- From left to right, Shameen, Aliya, Komal, Adeel, Faria and Babar.
- بھروسہ پیار تیرا
- Written by: Nuzhat Saman
- Directed by: Ali Akbar
- Starring: Adeel Chaudhry; Komal Aziz Khan; Babar Khan; Shameen Khan;
- Country of origin: Pakistan
- Original language: Urdu
- No. of episodes: 72

Production
- Producers: Abdullah Kadwani Asad Qureshi
- Camera setup: Multi-camera setup
- Production company: 7th Sky Entertainment

Original release
- Network: Geo Entertainment
- Release: 10 June – 20 September 2019

= Bharosa Pyar Tera =

2019 Pakistani romantic drama

Bharosa Pyar Tera is a 2019 Pakistani romantic drama, produced by Abdullah Kadwani and Asad Qureshi under their banner 7th Sky Entertainment. It features Adeel Chaudhry and Komal Aziz Khan in the lead roles.

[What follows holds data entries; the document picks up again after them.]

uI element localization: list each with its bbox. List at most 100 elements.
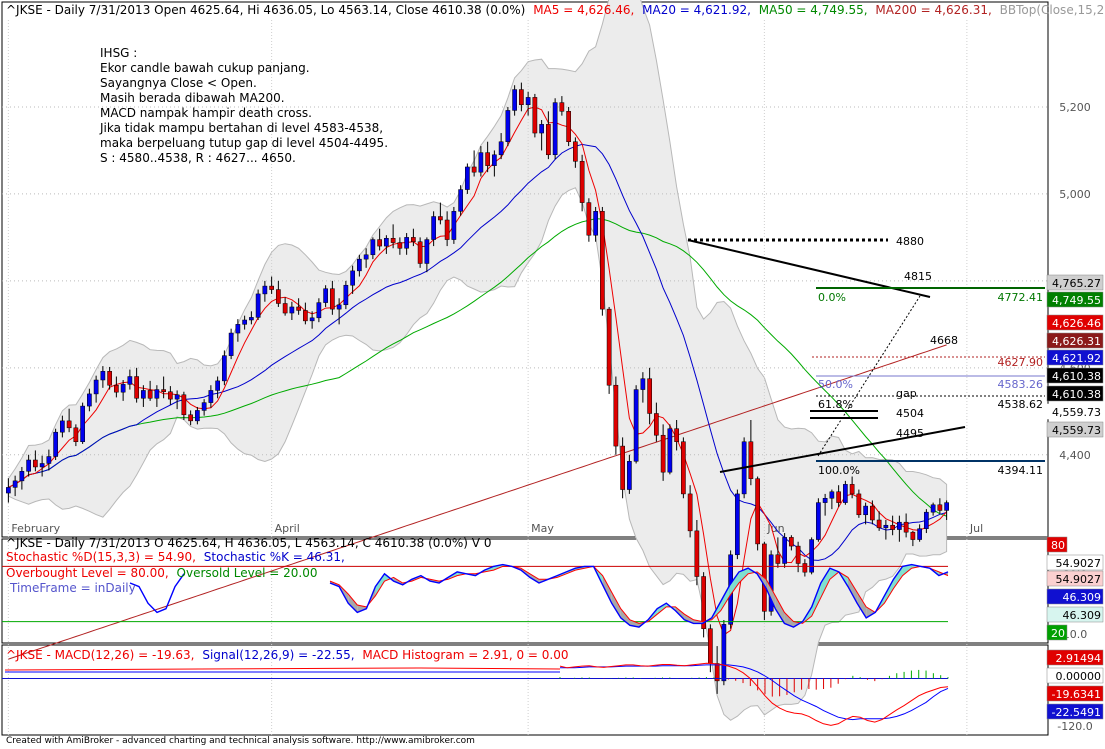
candle-body [390,238,396,243]
stoch-fill [620,608,630,626]
stoch-fill [884,579,894,604]
candle-body [53,431,58,457]
price-value-tag [1046,349,1104,366]
candle-body [654,413,659,436]
candle-body [843,484,848,503]
candle-body [168,391,173,400]
stoch-header: ^JKSE - Daily 7/31/2013 O 4625.64, H 463… [6,536,491,550]
price-value-tag-text: 4,765.27 [1052,277,1101,290]
macd-value-tag [1046,649,1104,666]
stoch-value-tag [1046,606,1104,623]
macd-header: ^JKSE - MACD(12,26) = -19.63, Signal(12,… [6,648,568,662]
candle-body [633,389,639,462]
candle-body [370,239,376,256]
candle-body [269,285,274,290]
candle-body [255,293,261,318]
month-label: February [11,522,60,535]
price-value-tag [1046,291,1104,308]
candle-body [384,238,389,247]
candle-body [451,211,457,240]
candle-body [627,461,632,490]
price-tick-label: 5,200 [1059,101,1091,114]
macd-value-tag [1046,667,1104,684]
ma5-line [8,106,947,636]
stoch-fill [848,577,858,604]
stoch-fill [902,564,912,576]
candle-body [606,308,612,386]
stoch-header-4: TimeFrame = inDaily [9,581,136,595]
candle-body [424,239,430,264]
candle-body [417,241,423,264]
candle-body [276,289,281,304]
candle-body [343,284,349,306]
stoch-k-line [329,563,949,628]
month-label: April [275,522,300,535]
candle-body [19,471,25,482]
candle-body [289,306,295,314]
candle-body [215,380,220,391]
stoch-value-tag-text: 54.9027 [1056,557,1102,570]
candle-body [174,394,180,400]
macd-value-tag-text: -19.6341 [1052,688,1101,701]
candle-body [87,393,92,407]
note-line: Ekor candle bawah cukup panjang. [100,61,310,75]
stoch-k-line-early [129,573,185,614]
candle-body [876,519,882,529]
candle-body [478,152,484,173]
price-value-tag-text: 4,621.92 [1052,352,1101,365]
candle-body [471,166,477,173]
fib-0-label: 0.0% [818,291,846,304]
candle-body [93,379,99,395]
stoch-fill [375,573,385,596]
candle-body [39,463,45,468]
candle-body [829,491,835,499]
candle-body [444,219,450,240]
gap-4504-label: 4504 [896,407,924,420]
candle-body [782,537,787,564]
candle-body [46,456,52,464]
candle-body [613,384,619,447]
candle-body [431,216,436,240]
header-symbol: ^JKSE - Daily 7/31/2013 Open 4625.64, Hi… [6,3,1105,17]
fib-100-value: 4394.11 [998,464,1044,477]
label-4668: 4668 [930,334,958,347]
price-value-tag-text: 4,610.38 [1052,388,1101,401]
macd-line-early [4,667,561,671]
price-tick-label: 5,000 [1059,188,1091,201]
candle-body [100,371,106,381]
month-label: May [531,522,554,535]
candle-body [586,202,592,236]
candle-body [208,390,214,403]
note-line: Masih berada dibawah MA200. [100,91,285,105]
candle-body [552,102,558,156]
candle-body [795,545,801,564]
ma200-level-label: 4627.90 [998,356,1044,369]
note-line: maka berpeluang tutup gap di level 4504-… [100,136,388,150]
candle-body [768,554,774,612]
candle-body [309,317,315,322]
stoch-fill [657,603,667,615]
candle-body [228,332,234,356]
candle-body [640,378,646,390]
candle-body [141,390,146,399]
label-4815: 4815 [904,270,932,283]
stoch-fill [529,573,540,583]
candle-body [748,441,754,479]
candle-body [519,89,524,106]
candle-body [154,389,160,399]
candle-body [235,324,241,334]
bollinger-band [7,0,948,721]
candle-body [282,303,288,314]
candle-body [809,539,814,573]
candle-body [147,390,153,399]
candle-body [849,484,855,495]
candle-body [593,211,598,236]
price-value-tag-text: 4,559.73 [1052,406,1101,419]
footer-credit: Created with AmiBroker - advanced charti… [6,736,475,746]
candle-body [856,493,862,516]
macd-tick-label: -120.0 [1057,720,1092,733]
candle-body [498,141,504,156]
candle-body [525,97,531,106]
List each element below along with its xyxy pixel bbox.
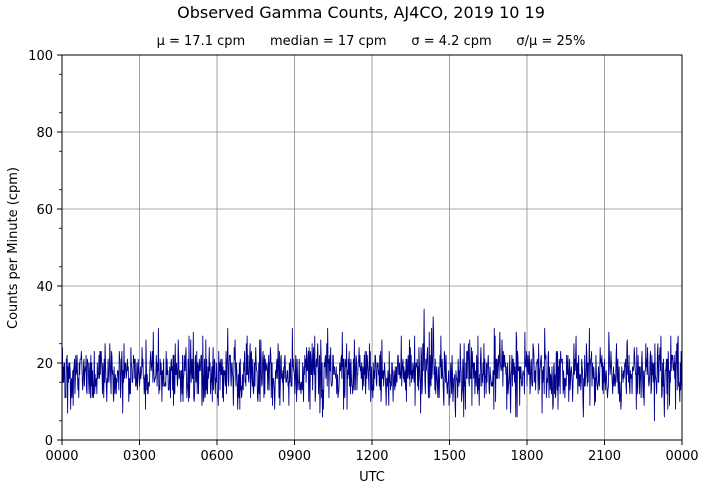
chart-subtitle: μ = 17.1 cpm median = 17 cpm σ = 4.2 cpm… <box>157 34 586 49</box>
x-axis: 0000 0300 0600 0900 1200 1500 1800 2100 0000 <box>45 440 699 464</box>
x-tick-label: 1500 <box>433 449 466 464</box>
y-tick-label: 20 <box>36 357 53 372</box>
grid-lines <box>62 55 682 440</box>
x-tick-label: 0300 <box>123 449 156 464</box>
x-tick-label: 1800 <box>510 449 543 464</box>
series-line-gamma-counts <box>61 308 683 422</box>
series-group <box>61 308 683 422</box>
y-axis: 0 20 40 60 80 100 <box>28 49 62 449</box>
y-tick-label: 100 <box>28 49 53 64</box>
x-tick-label: 0000 <box>45 449 78 464</box>
y-tick-label: 80 <box>36 126 53 141</box>
chart-title: Observed Gamma Counts, AJ4CO, 2019 10 19 <box>177 3 545 22</box>
x-tick-label: 2100 <box>588 449 621 464</box>
y-axis-label: Counts per Minute (cpm) <box>6 167 21 329</box>
x-tick-label: 0900 <box>278 449 311 464</box>
x-tick-label: 0600 <box>200 449 233 464</box>
y-tick-label: 40 <box>36 280 53 295</box>
x-tick-label: 0000 <box>665 449 698 464</box>
x-tick-label: 1200 <box>355 449 388 464</box>
x-axis-label: UTC <box>359 470 385 485</box>
y-tick-label: 60 <box>36 203 53 218</box>
y-tick-label: 0 <box>45 434 53 449</box>
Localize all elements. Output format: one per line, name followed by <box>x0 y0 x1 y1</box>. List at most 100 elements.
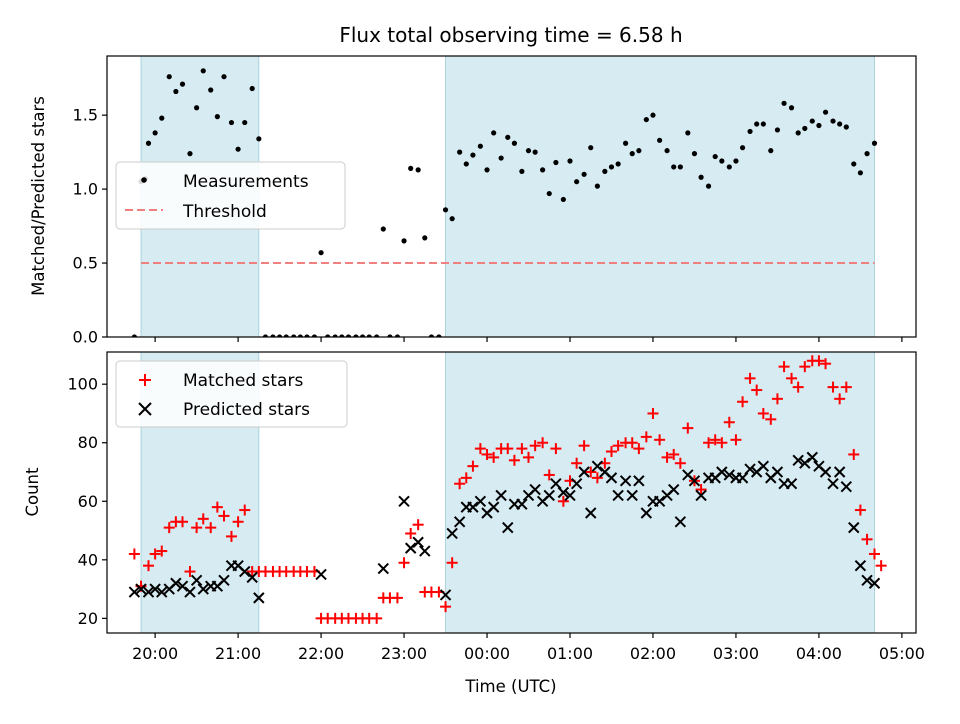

It aired daily from Monday to Friday from 9 to 10 pm local time. The series has touched record ratings and got major success at the 9:00 PM slot and millions of views on Geo's official YouTube channel. The popularity of this series resulted in reruns on the network soon after the last episode was aired.

== Synopsis ==
Bharosa Pyar Tera revolves around the families of two business partners, Shaukat Hayat (Mehmood Akhtar) and Ali Afzal. Their professional partnership takes an unexpected turn when Ali Afzal asks for Shaukat Hayat's only daughter Maryam's (Komal Aziz Khan) hand in marriage for his son Mikaal (Adeel Chaudhry). Mikaal had fallen in love with Maryam when he first saw her and wanted to marry her, though Maryam is reluctant about her marriage with Mikaal. Though they get intimate after their marriage and both fall madly in love with each other, Mikaal's cousin Laiba has been love with him ever since she was little and wanted to marry Mikaal even when she rejected him herself, after Mikaal's mother talked to Laiba's mom for their marriage. Laiba wanted Mikaal to propose to her, because she always thought he was in love with her, but after Mikaal rejected her, Laiba turned it around and made it look like she rejected him to be saved from embarrassment. While at Maryam's house; Adeel (Maryam's brother), his wife, Nida, was always jealous of Maryam since she was the family's favourite, was very innocent, and she was loved by everyone and had all the attention. Nida had also felt that Adeel gave more attention to Maryam than her. Together, Nida and Laiba deceitfully created plans and obstacles and made Maryam and Mikaal's married life difficult. Laiba and Nida made it look like Maryam is having an affair with her university friend Hassan and Mikaal starts losing trust on his wife.

A young girl's struggle to make her marriage work, will Maryam ever be able to gain trust of her husband and her in-laws or will Nida and Laiba continue to put her in a tough situation?

==Cast ==
- Adeel Chaudhry as Mikaal Afzaal Khan
- Komal Aziz Khan as Maryam Shoukat Hayat
- Babar Khan as Adeel Shoukat Hayat (Maryam's elder brother)
- Shameen Khan as Nida (Adeel's wife)
- Aliya Ali as laiba (Mikaal's cousin)
- Seemi Pasha as Ishrat (Mikaal's mother)
- Mehmood Akhtar as Shoukat Hayat (Adeel and Maryam's father)
- Humaira Zaheer as Maryam's mother
- Ayesha Khan as Raeesa Khanum (Shoukat Hayat's mother)
- Asim Mehmood as Hassan Akhtar
- Faraz Farooqui as Yasir
- Saife Hassan as Nasir (Laiba's father)
- Farah Nadir as Riffat (Laiba's mother and Ishrat's sister)
- Hashim Butt as Sayt Afzaal (Mikaal's father)
- Rizwan Ali Jaffri as Ubaid

==Soundtrack==

The title song was sung by Sahir Ali Bagga.
It was released on Geo Entertainment's YouTube channel.

==Reception==
The serial emerged as the No.1 show across all Pakistani TV shows in weekly ratings for the period ending Sunday, 25 August 2019. The series created a record of the most-watched show in the 9 pm slot with a TRP of 17.0.